Je suis étendu sur un lit à baldaquin. Les draps sont de couleur émeraude avec des motifs de divinités brodés dessus.

J'écarte un peu les rideaux transparents.

La hauteur du plafond me surprend. Il est recouvert de fresque dans son intégralité.

M'asseoir me demande un plus grand effort que je ne l'aurais cru.

La chambre où je me trouve est vaste. Le lit est surélevé, il faut gravir une marche pour y accéder. Les meubles sont tous en bois exotique, rehaussés de dorure pour la plupart.

X

Mon corps me paraît plus mince.

J'ai les ongles recouverts d'un vernis transparent et des motifs dessinés au henné sur ma main gauche.

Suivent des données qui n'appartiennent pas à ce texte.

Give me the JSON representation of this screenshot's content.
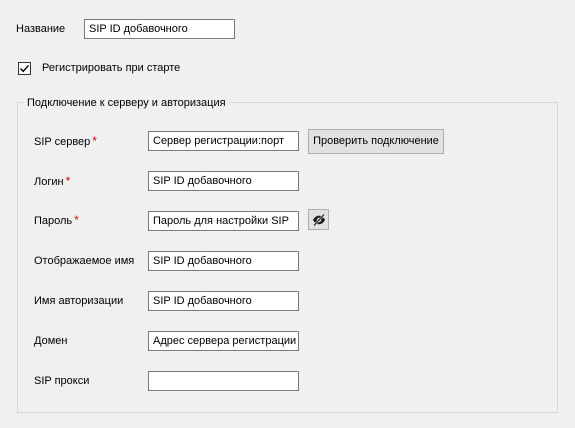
{
  "name": {
    "label": "Название",
    "value": "SIP ID добавочного"
  },
  "register_on_start": {
    "label": "Регистрировать при старте",
    "checked": true
  },
  "connection_group": {
    "title": "Подключение к серверу и авторизация",
    "sip_server": {
      "label": "SIP сервер",
      "required_mark": "*",
      "value": "Сервер регистрации:порт"
    },
    "test_connection_button": "Проверить подключение",
    "login": {
      "label": "Логин",
      "required_mark": "*",
      "value": "SIP ID добавочного"
    },
    "password": {
      "label": "Пароль",
      "required_mark": "*",
      "value": "Пароль для настройки SIP",
      "toggle_icon": "eye-slash-icon"
    },
    "display_name": {
      "label": "Отображаемое имя",
      "value": "SIP ID добавочного"
    },
    "auth_name": {
      "label": "Имя авторизации",
      "value": "SIP ID добавочного"
    },
    "domain": {
      "label": "Домен",
      "value": "Адрес сервера регистрации"
    },
    "sip_proxy": {
      "label": "SIP прокси",
      "value": ""
    }
  },
  "colors": {
    "background": "#f0f0f0",
    "required": "#e00000",
    "border": "#7a7a7a"
  }
}
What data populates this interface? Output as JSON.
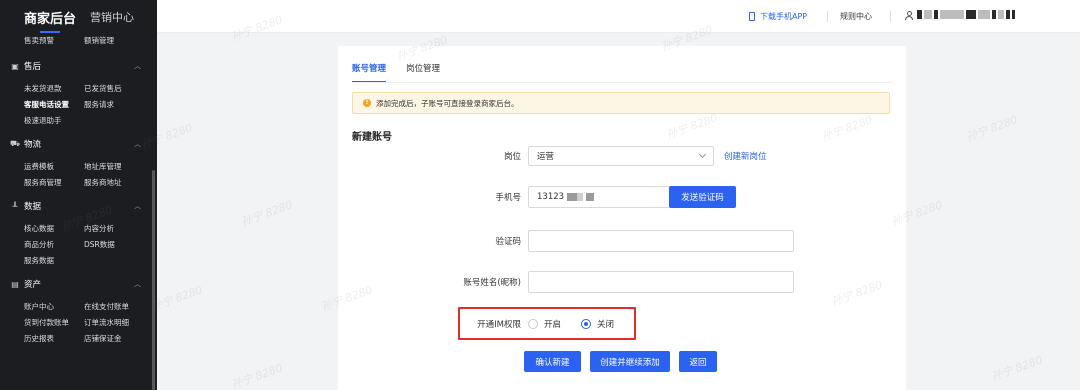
{
  "sidebar": {
    "brand": "商家后台",
    "tab2": "营销中心",
    "top_items": [
      "售卖预警",
      "额销管理"
    ],
    "sections": [
      {
        "title": "售后",
        "icon": "box-icon",
        "items": [
          "未发货退款",
          "已发货售后",
          "客服电话设置",
          "服务请求",
          "极速退助手"
        ],
        "active": "客服电话设置"
      },
      {
        "title": "物流",
        "icon": "truck-icon",
        "items": [
          "运费模板",
          "地址库管理",
          "服务商管理",
          "服务商地址"
        ]
      },
      {
        "title": "数据",
        "icon": "chart-icon",
        "items": [
          "核心数据",
          "内容分析",
          "商品分析",
          "DSR数据",
          "服务数据"
        ]
      },
      {
        "title": "资产",
        "icon": "wallet-icon",
        "items": [
          "账户中心",
          "在线支付账单",
          "货到付款账单",
          "订单流水明细",
          "历史报表",
          "店铺保证金"
        ]
      }
    ]
  },
  "header": {
    "download_app": "下载手机APP",
    "rules_center": "规则中心"
  },
  "tabs": [
    {
      "label": "账号管理",
      "active": true
    },
    {
      "label": "岗位管理",
      "active": false
    }
  ],
  "notice": "添加完成后，子账号可直接登录商家后台。",
  "form": {
    "title": "新建账号",
    "position_label": "岗位",
    "position_value": "运营",
    "create_position_link": "创建新岗位",
    "phone_label": "手机号",
    "phone_value": "13123",
    "send_code_button": "发送验证码",
    "code_label": "验证码",
    "name_label": "账号姓名(昵称)",
    "im_label": "开通IM权限",
    "im_on": "开启",
    "im_off": "关闭",
    "im_selected": "关闭"
  },
  "actions": {
    "confirm": "确认新建",
    "create_continue": "创建并继续添加",
    "back": "返回"
  },
  "watermark": "孙宁 8280",
  "colors": {
    "accent": "#2b62f0",
    "sidebar_bg": "#1c1d21",
    "highlight_border": "#e02d2d",
    "notice_bg": "#fdf6e4"
  }
}
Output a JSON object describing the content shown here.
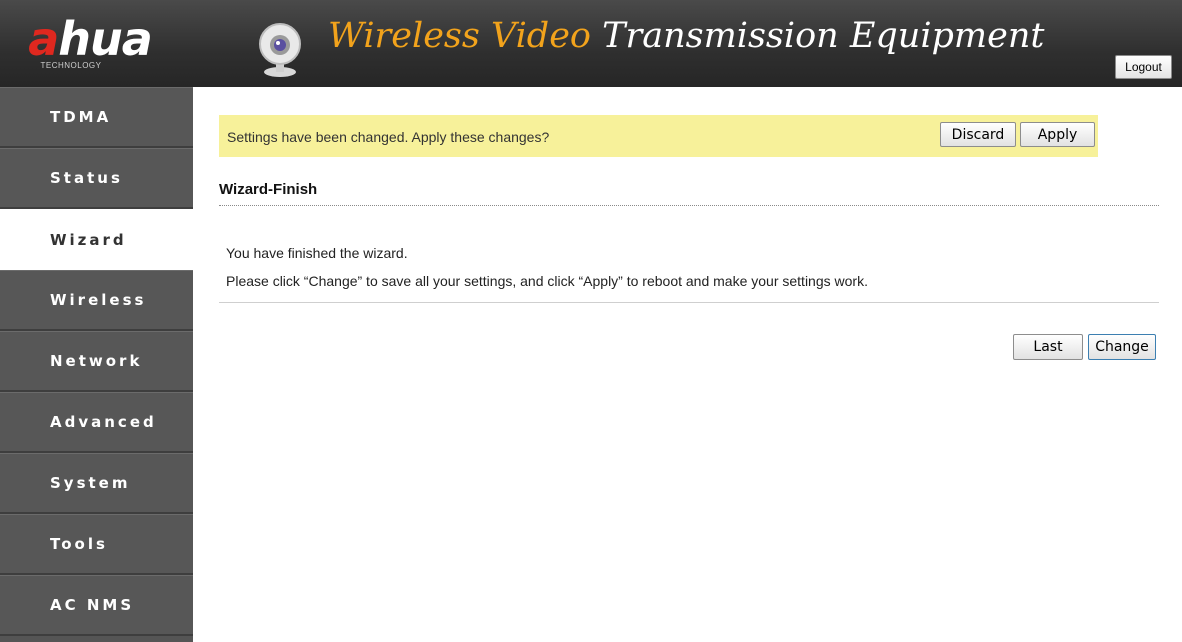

Sur la droite, il y a bien entendu le tatouage. Je suis vêtu d'un yukata blanc. L'étoffe soyeuse est très agréable sur ma peau.

Le tapis est doux et moelleux sous mes pieds qui portent eux aussi des tracés.

X

Il y a une odeur de brûlé dans l'air mais autre chose me dérange… cette absence de son.

Pas un bruit, rien!

Je me relève en agrippant fermement le montant du lit.

C'est encore plus difficile de mettre un pied devant l'autre… comme s'il y avait une mauvaise synchronisation entre mes membres et mon cerveau.

J'ai du mal à me souvenir de choses élémentaires.

En me concentrant, je parviens à me rappeler des derniers évènements tragiques qui ont eu lieu.

Les larges dalles sont froides, j'aurais peut-être dû mettre les pantoufles, après tout…

Non, car cela m'aurait demandé un effort supplémentaire que je ne pouvais fournir.

Je tourne la poignée de la porte. Elle doit bien faire deux mètres cinquante de haut.

Lorsque j'arrive à la franchir, je dois m'appuyer contre le mur durant cinq bonnes minutes pour reprendre mon souffle. Le long couloir est éclairé à l'aide de flambeau.

Dieu, rien que le fait de sortir de cette pièce m'a épuisé.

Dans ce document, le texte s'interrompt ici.